A cyclone that ravaged three southern African countries last week has officially killed at least 350 people, affected more than 1.7 million others and left 15,000 people still stranded by floods, according to estimates today.
As the toll surged from the region’s biggest storm in years, the World Health Organization (WHO) announced plans to tackle an emerging threat to survivors from malaria and cholera.
Cyclone Idai smashed into the coast of central Mozambique last Friday, unleashing hurricane-force winds and rains that flooded the hinterland and drenched eastern Zimbabwe.
Mozambican Land and Environmental Minister Celso Correia said 217 lives had been lost and 15,000 out of 18,000 stranded people still needed to be saved.
“Yesterday we had counted 15,000 people that still need rescue today — 15,000 people who are in bad shape. They are alive, we are communicating with them, delivering food, but we need to rescue them and take them out,” he told reporters.
A total of 65,000 people are in transit centres, he said.
“Our priority now is to make sure we take food, shelter and medicine to the people that are isolated in small islands or in big islands and villages,” Correia said at Beira airport, the humanitarian relief coordination hub.
World Food Programme (WFP) spokesman Herve Verhoosel said the number of people affected in Mozambique was 600,000, but warned: “That number will definitely go up.”
Ultimately, around 1.7 million people in Mozambique will need assistance, Verhoosel said in Geneva.
In Zimbabwe, state broadcaster ZBC said the death toll had risen to 139, up from 100 on Wednesday, while the WFP said its estimates of the number of people there affected by the cyclone had jumped from 15,000 to 200,000.

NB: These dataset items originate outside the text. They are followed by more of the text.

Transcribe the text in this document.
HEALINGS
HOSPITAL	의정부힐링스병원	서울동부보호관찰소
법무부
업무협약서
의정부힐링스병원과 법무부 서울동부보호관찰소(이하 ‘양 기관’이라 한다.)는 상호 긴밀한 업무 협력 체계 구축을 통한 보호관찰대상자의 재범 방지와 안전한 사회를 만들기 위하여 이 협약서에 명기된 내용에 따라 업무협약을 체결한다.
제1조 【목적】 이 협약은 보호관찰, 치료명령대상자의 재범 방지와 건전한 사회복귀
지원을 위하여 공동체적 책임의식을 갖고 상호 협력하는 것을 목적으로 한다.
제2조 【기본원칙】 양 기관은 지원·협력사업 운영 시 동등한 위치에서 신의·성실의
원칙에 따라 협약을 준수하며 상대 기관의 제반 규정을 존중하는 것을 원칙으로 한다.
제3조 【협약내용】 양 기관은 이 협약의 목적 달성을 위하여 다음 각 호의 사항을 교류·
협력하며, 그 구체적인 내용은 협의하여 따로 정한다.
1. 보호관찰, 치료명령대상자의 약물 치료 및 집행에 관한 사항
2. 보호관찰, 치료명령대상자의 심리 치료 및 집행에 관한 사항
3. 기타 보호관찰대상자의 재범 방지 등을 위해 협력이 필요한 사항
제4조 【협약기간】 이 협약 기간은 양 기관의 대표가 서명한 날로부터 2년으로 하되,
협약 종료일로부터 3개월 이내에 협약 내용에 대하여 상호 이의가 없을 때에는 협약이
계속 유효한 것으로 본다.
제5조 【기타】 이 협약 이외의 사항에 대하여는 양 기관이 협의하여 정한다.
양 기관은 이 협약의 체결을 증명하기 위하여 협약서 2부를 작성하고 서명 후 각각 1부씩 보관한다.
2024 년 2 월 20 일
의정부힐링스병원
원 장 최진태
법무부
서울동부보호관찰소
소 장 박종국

In Chimanimani, close to Zimbabwe’s border with Mozambique, “some 90 percent of the district has been significantly damaged,” Verhoosel said.
An AFP reporter in the area said the district had been cut off.

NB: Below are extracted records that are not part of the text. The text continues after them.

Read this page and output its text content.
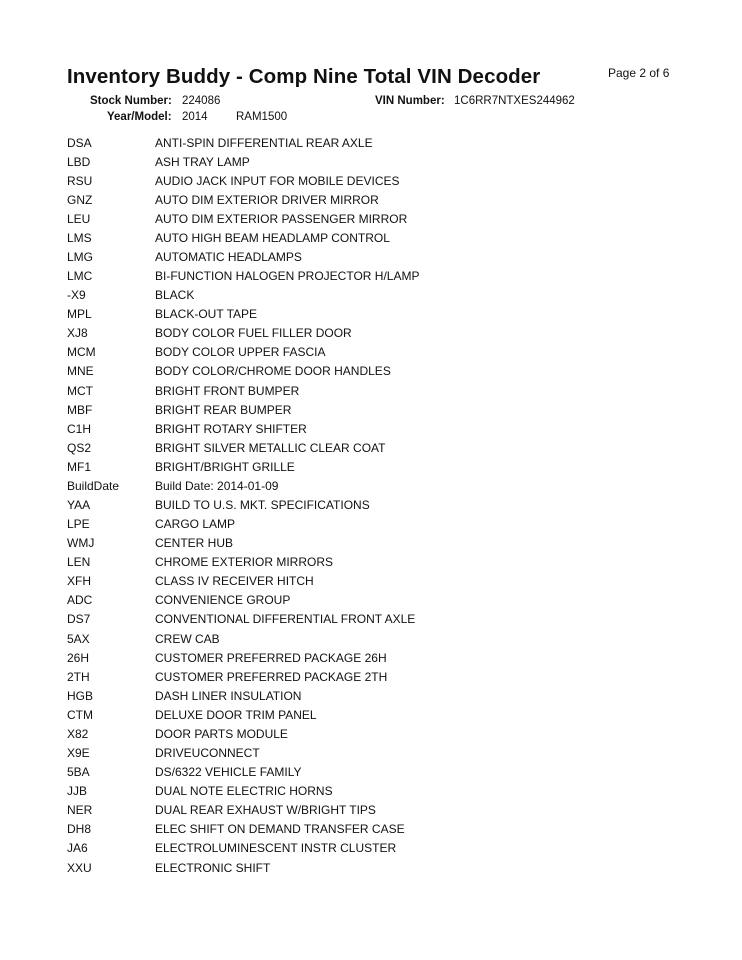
Inventory Buddy - Comp Nine Total VIN Decoder	Page 2 of 6
Stock Number: 224086	VIN Number: 1C6RR7NTXES244962
Year/Model: 2014 RAM1500
DSA	ANTI-SPIN DIFFERENTIAL REAR AXLE
LBD	ASH TRAY LAMP
RSU	AUDIO JACK INPUT FOR MOBILE DEVICES
GNZ	AUTO DIM EXTERIOR DRIVER MIRROR
LEU	AUTO DIM EXTERIOR PASSENGER MIRROR
LMS	AUTO HIGH BEAM HEADLAMP CONTROL
LMG	AUTOMATIC HEADLAMPS
LMC	BI-FUNCTION HALOGEN PROJECTOR H/LAMP
-X9	BLACK
MPL	BLACK-OUT TAPE
XJ8	BODY COLOR FUEL FILLER DOOR
MCM	BODY COLOR UPPER FASCIA
MNE	BODY COLOR/CHROME DOOR HANDLES
MCT	BRIGHT FRONT BUMPER
MBF	BRIGHT REAR BUMPER
C1H	BRIGHT ROTARY SHIFTER
QS2	BRIGHT SILVER METALLIC CLEAR COAT
MF1	BRIGHT/BRIGHT GRILLE
BuildDate	Build Date: 2014-01-09
YAA	BUILD TO U.S. MKT. SPECIFICATIONS
LPE	CARGO LAMP
WMJ	CENTER HUB
LEN	CHROME EXTERIOR MIRRORS
XFH	CLASS IV RECEIVER HITCH
ADC	CONVENIENCE GROUP
DS7	CONVENTIONAL DIFFERENTIAL FRONT AXLE
5AX	CREW CAB
26H	CUSTOMER PREFERRED PACKAGE 26H
2TH	CUSTOMER PREFERRED PACKAGE 2TH
HGB	DASH LINER INSULATION
CTM	DELUXE DOOR TRIM PANEL
X82	DOOR PARTS MODULE
X9E	DRIVEUCONNECT
5BA	DS/6322 VEHICLE FAMILY
JJB	DUAL NOTE ELECTRIC HORNS
NER	DUAL REAR EXHAUST W/BRIGHT TIPS
DH8	ELEC SHIFT ON DEMAND TRANSFER CASE
JA6	ELECTROLUMINESCENT INSTR CLUSTER
XXU	ELECTRONIC SHIFT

Roads had been gobbled up by massive sinkholes and bridges ripped to shreds by flash floods — a landscape that Zimbabwe’s acting defence minister Perrance Shiri, who is also agriculture minister, said “resembles the aftermath of a full-scale war”.
Families on Wednesday were using hoes to dig through mounds of soil in search of their missing relatives, the reporter saw.
In Malawi, the WHO said on Wednesday, the storm had affected 922,000 others, of whom 82,000 had been displaced.
The WHO announced an emergency plan for 10,000 people.
“The displacement of large numbers of people and the flooding triggered by Cyclone Idai significantly increases the risk of malaria, typhoid and cholera,” said Matshidiso Moeti, the agency’s regional director for Africa.
The three countries are some of the poorest in the region and depend heavily on foreign aid.
The UN launched an appeal for assistance overnight.
“We do not yet know enough about the level of destruction to give an accurate estimate of the amount of this call for funds, but it will be important,” spokesman Farhan Haq said at UN headquarters in New York.
Aid agencies said they were prepared for the cyclone which made landfall early Friday, but not for the massive floods that followed.
Mozambique bore the brunt from rivers that flow downstream from its neighbours.
Air force personnel from Mozambique and South Africa have been drafted in to fly rescue missions and distribute aid in central Mozambique.
Roads out of Beira have been destroyed and the city itself, home to around half a million people, has been 90-percent damaged or destroyed.
Perched on the terraces of a sports stadium, scores of marooned people stare down at a basketball court filled with dirty brown water.
Six days after a vicious tropical storm tore through their neighbourhood in Buzi, central Mozambique, they remain trapped by flood water.
A short distance away, another group is huddled together under an orange garden umbrella, on the roof of a church.
Stranded residents are desperate to be evacuated, but food and clean water are even more pressing needs.
“The situation is very bad, we haven’t eaten since Thursday, until today. We are sleeping outside, everything is destroyed, our houses are destroyed, everything is gone, we have recovered nothing,” said Aunicia Jose, 24, speaking in Gwara-Gwara, near Buzi.
A mob of villagers rushed to an open space where a helicopter had just dropped food, an AFP reporter saw.
Joel Baertschi, a chopper pilot for a Christian humanitarian group, told AFP his organisation had flown in tonnes of food, sometimes plucking people from treetops and roofs, and was now setting up a camp for survivors.
“We can tell clearly that there is a lot less water now. I reckon one to two metres (3.5 to seven feet) (down) although I am not an expert,” he said.
“When we first saw them on Monday, they were in water up to their necks.”
He added: “Most of them were on rooftops or gathered on trees huddling into each other and today we actually saw (some of) them walking in Buzi.
“Although the town is still flooded, it gives an indication that the water is going down and help will be easier to access the place.”